Great Information Maine! However my 25 year old Impulse depth finder has the transducer tuned to 160 KHz so I'm going to have to do the whole nine yards. I'm going to try and avoid running another transducer cable to the helm so though I would go with the wireless (tacktick). Also will not drill another hole into the boat or try to use the old hole and instead install the new transducer as a shoot thru the hull. The tacktick system will only be for depth only (using their entry level system which calls for 12V at the display which is already there) so I'm not really getting the full benefit of the wireless system since I don't use wind instruments. What are your thoughts about wireless and shoot thru the hull transducer?

I also saw that Raymarine has recently (end of June) had bought out Tacktick and wonder about intergration problems of the two companies.


----------



## j ferguson (Jul 9, 2011)

*fixed*

Next time I'll look more closely at the lead-in from the transducer. Mine had a blue and black wire and the shield too. So this time, I put a connector on the blue, one on the black. and one on the shield and Voila!

FWIW, I built a GadgetPoole NMEA/Seatalk Bridge, repeater which has a display so you can see a whole lot of data depending on what you have it hooked up to and transfer it to a pc via a serial connection or serial/usb with a converter - works either way.

I use PolarView - PolarCom to navigate and it's very nice to be able to watch the depth and wind from the notebook. An in fact, this was the whole purpose in getting the st40 - to get digital depth information.

john


----------



## NICHOLSON58 (Feb 22, 2009)

We bought all new Simrad NSE-8; Broadband depth sounder; rate compass; broadband radar; platimun charts. Installed ST60 set of Raymarine depth, temp, speed, wind. Got rid of te old Datamarine, and all former B&G computer and instruments. Also added Vespermarine Watchmate 850 and Standard Horizon 2100 so we have AIS and DSC. Removes all former through hull sensors and cables; reused the holes with modifications for the new stuff.

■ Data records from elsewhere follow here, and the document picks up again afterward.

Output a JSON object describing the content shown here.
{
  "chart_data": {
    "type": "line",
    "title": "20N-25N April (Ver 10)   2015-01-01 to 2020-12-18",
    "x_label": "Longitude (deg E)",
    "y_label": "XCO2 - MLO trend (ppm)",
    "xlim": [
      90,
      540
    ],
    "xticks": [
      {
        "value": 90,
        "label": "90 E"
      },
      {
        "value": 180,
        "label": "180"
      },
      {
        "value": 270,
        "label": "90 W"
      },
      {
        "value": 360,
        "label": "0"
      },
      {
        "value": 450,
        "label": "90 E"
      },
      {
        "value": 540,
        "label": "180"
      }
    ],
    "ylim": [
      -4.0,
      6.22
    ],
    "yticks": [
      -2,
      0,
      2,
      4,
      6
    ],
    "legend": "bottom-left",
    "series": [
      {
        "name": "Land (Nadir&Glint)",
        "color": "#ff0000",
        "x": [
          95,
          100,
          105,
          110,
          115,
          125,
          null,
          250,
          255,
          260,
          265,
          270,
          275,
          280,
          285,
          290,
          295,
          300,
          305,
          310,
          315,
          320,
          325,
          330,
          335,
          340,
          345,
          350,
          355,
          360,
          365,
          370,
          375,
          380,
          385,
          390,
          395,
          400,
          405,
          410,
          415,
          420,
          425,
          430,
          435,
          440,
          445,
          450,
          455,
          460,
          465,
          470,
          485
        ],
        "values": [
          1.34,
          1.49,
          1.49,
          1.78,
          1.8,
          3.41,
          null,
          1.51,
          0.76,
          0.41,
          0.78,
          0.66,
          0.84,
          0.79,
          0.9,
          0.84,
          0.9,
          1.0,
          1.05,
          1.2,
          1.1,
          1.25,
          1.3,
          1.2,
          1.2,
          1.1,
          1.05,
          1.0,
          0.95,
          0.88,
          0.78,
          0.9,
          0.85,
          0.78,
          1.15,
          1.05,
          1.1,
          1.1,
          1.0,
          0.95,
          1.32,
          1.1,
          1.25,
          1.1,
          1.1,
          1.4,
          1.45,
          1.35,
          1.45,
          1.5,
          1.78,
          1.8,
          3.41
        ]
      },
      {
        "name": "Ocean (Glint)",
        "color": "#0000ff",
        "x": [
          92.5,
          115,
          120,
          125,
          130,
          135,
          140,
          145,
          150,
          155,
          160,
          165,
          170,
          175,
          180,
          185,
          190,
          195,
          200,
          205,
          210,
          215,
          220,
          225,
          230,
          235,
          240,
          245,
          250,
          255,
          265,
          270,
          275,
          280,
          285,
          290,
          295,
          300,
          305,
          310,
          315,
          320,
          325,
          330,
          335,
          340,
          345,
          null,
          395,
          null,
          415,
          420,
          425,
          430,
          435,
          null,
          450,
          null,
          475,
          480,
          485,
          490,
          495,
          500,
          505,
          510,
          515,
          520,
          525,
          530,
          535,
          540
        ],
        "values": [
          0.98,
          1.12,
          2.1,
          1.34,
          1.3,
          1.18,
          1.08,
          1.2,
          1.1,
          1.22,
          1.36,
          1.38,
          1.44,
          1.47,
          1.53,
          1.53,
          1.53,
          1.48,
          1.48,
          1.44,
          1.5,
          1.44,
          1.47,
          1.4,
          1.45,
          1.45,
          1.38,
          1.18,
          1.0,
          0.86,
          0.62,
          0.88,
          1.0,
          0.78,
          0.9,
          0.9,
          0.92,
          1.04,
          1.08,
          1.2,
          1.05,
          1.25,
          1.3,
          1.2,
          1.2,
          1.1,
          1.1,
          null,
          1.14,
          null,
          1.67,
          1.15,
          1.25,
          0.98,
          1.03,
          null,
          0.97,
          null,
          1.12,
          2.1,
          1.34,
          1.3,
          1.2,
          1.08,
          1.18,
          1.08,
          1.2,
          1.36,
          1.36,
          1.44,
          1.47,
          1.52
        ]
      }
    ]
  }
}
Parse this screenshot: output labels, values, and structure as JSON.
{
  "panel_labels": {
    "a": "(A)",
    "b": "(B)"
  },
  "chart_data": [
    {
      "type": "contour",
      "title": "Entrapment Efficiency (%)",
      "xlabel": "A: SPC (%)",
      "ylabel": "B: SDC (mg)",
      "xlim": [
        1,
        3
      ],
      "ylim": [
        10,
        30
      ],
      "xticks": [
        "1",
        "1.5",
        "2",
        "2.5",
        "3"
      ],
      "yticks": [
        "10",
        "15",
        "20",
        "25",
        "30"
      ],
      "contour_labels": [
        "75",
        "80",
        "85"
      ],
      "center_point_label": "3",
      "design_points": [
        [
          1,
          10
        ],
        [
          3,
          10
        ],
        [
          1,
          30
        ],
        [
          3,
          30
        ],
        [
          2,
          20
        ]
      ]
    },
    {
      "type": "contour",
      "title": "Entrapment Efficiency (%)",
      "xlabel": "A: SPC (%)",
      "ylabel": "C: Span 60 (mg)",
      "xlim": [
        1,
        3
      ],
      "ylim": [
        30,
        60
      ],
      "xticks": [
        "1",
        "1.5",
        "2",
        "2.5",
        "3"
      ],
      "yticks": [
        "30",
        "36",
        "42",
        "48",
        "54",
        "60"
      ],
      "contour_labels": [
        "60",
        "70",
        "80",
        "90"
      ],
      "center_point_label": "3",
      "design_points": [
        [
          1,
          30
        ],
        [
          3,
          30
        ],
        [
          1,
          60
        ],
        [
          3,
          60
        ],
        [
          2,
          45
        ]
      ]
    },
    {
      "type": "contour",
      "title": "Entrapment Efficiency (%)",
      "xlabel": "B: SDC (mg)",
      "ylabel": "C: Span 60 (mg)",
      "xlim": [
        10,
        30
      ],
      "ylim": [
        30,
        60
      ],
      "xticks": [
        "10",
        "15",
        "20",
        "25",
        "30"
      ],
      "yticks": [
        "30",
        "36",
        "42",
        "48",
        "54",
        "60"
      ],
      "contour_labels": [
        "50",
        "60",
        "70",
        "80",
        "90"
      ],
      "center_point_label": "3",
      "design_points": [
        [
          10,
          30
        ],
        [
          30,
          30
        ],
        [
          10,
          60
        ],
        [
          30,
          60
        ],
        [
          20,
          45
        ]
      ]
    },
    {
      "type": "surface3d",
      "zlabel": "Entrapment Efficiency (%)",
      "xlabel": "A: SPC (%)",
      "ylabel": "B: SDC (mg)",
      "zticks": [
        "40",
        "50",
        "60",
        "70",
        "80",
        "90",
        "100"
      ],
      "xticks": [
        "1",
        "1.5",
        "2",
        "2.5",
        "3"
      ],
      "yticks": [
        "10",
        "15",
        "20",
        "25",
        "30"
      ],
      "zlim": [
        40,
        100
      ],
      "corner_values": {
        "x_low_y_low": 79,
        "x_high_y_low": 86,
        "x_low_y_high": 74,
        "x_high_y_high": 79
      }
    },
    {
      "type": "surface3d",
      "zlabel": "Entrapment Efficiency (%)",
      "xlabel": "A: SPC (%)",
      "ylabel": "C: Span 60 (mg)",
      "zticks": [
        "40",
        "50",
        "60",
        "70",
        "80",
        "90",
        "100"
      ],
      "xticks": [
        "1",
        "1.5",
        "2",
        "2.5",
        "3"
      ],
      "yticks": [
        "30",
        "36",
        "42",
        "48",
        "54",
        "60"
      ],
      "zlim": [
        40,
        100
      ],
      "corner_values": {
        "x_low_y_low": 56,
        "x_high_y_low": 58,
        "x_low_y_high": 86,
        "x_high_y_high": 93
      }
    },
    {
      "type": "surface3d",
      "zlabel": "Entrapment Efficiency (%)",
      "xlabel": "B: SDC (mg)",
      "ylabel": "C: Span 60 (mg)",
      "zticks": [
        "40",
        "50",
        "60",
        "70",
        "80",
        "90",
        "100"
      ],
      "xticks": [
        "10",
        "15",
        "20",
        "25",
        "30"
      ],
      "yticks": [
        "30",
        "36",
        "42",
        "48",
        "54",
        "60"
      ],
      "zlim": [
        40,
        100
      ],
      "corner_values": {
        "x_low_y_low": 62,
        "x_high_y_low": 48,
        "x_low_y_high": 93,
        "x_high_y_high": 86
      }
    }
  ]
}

A note on the ST60 wind. I surmise a lightning hit while the boat was out for the winter. The wind instrument and the LED replacements in the Aquasignal tower were all dead this spring. Interestingly, the BIBI special Windex light powered from the Aquasignal tower survived. I bought BIBI's replacements for the Aqasignal for the fix. Will take it all down this fall in self-defense.


----------